Klar heißt es im ersten Artikel der Verfassung, dass Ägypten ein Land sei, in dem die "Prinzipien der islamischen Scharia" die "Hauptquelle der Gesetzgebung" seien. Dabei wird explizit ausgeführt, dass es nicht nur um die allgemeinen Werte der Scharia geht - wie etwa Gerechtigkeit -, sondern auch um ihre Auslegung durch Religionsgelehrte, eine extrem Salafisten-freundliche Definition. Dieser Punkt war in der von Mursi erwirkten Verfassung einer der Hauptkritikpunkte der Liberalen gewesen. Nun hat man ihn stillschweigend beibehalten - ein massives Zugeständnis an die Salafisten.
Verfassungsdekret ist an mehreren Stellen problematisch
Auch ein weiterer Kritikpunkt der Liberalen an Mursis Verfassung wird nun per Dekret abgesegnet. Die Islamisten-Verfassung hatte die Glaubensfreiheit auf drei Religionen - Islam, Christen- und Judentum - beschränkt und damit die Minderheit der Bahai diskriminiert. Auch diese Diskriminierung findet sich in dem von der Übergangsregierung erlassenen Verfassungsdekret wieder.

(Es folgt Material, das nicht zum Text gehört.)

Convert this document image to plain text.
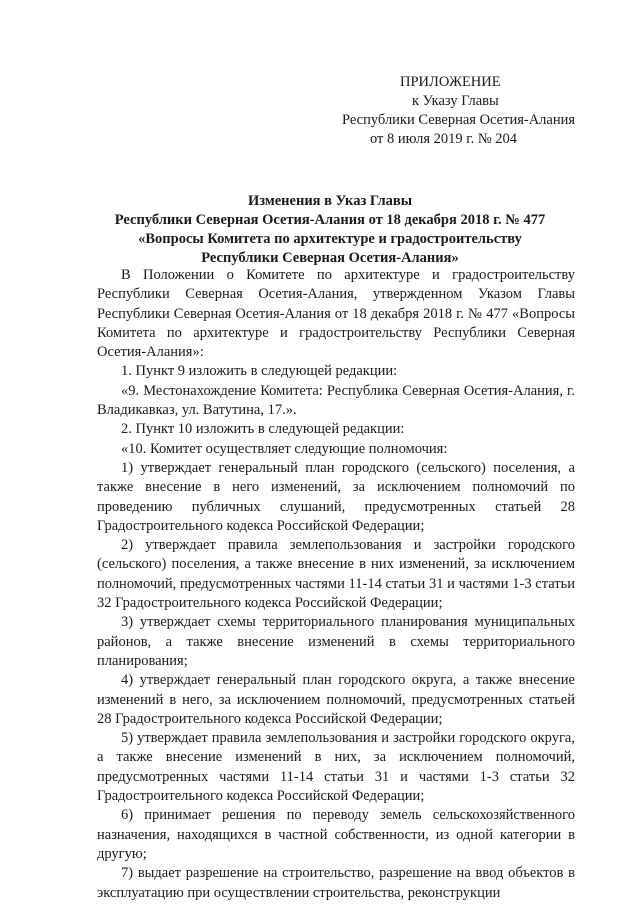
ПРИЛОЖЕНИЕ
к Указу Главы
Республики Северная Осетия-Алания
от 8 июля 2019 г. № 204
Изменения в Указ Главы
Республики Северная Осетия-Алания от 18 декабря 2018 г. № 477
«Вопросы Комитета по архитектуре и градостроительству
Республики Северная Осетия-Алания»

В Положении о Комитете по архитектуре и градостроительству Республики Северная Осетия-Алания, утвержденном Указом Главы Республики Северная Осетия-Алания от 18 декабря 2018 г. № 477 «Вопросы Комитета по архитектуре и градостроительству Республики Северная Осетия-Алания»:

1. Пункт 9 изложить в следующей редакции:

«9. Местонахождение Комитета: Республика Северная Осетия-Алания, г. Владикавказ, ул. Ватутина, 17.».

2. Пункт 10 изложить в следующей редакции:

«10. Комитет осуществляет следующие полномочия:

1) утверждает генеральный план городского (сельского) поселения, а также внесение в него изменений, за исключением полномочий по проведению публичных слушаний, предусмотренных статьей 28 Градостроительного кодекса Российской Федерации;

2) утверждает правила землепользования и застройки городского (сельского) поселения, а также внесение в них изменений, за исключением полномочий, предусмотренных частями 11-14 статьи 31 и частями 1-3 статьи 32 Градостроительного кодекса Российской Федерации;

3) утверждает схемы территориального планирования муниципальных районов, а также внесение изменений в схемы территориального планирования;

4) утверждает генеральный план городского округа, а также внесение изменений в него, за исключением полномочий, предусмотренных статьей 28 Градостроительного кодекса Российской Федерации;

5) утверждает правила землепользования и застройки городского округа, а также внесение изменений в них, за исключением полномочий, предусмотренных частями 11-14 статьи 31 и частями 1-3 статьи 32 Градостроительного кодекса Российской Федерации;

6) принимает решения по переводу земель сельскохозяйственного назначения, находящихся в частной собственности, из одной категории в другую;

7) выдает разрешение на строительство, разрешение на ввод объектов в эксплуатацию при осуществлении строительства, реконструкции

Problematisch ist das Verfassungsdekret auch in einigen anderen Punkten. So enthält es etwa ein riesiges Schlupfloch, um Grundrechte zu beschneiden. Freiheiten gelten nur so lange, wie ein Gesetz sie nicht verbietet.
Ob es gelingt, die "Übergangszeit" tatsächlich auf rund ein halbes Jahr zu beschränken, wie der Zeitplan suggeriert, bleibt abzuwarten. In dieser Zeit vereint nominell Interimspräsident Adli Mansur alle Macht auf sich: Exekutive, Legislative und Judikative. Er wiederum hängt de facto vom Militär ab, das ihn einsetzte.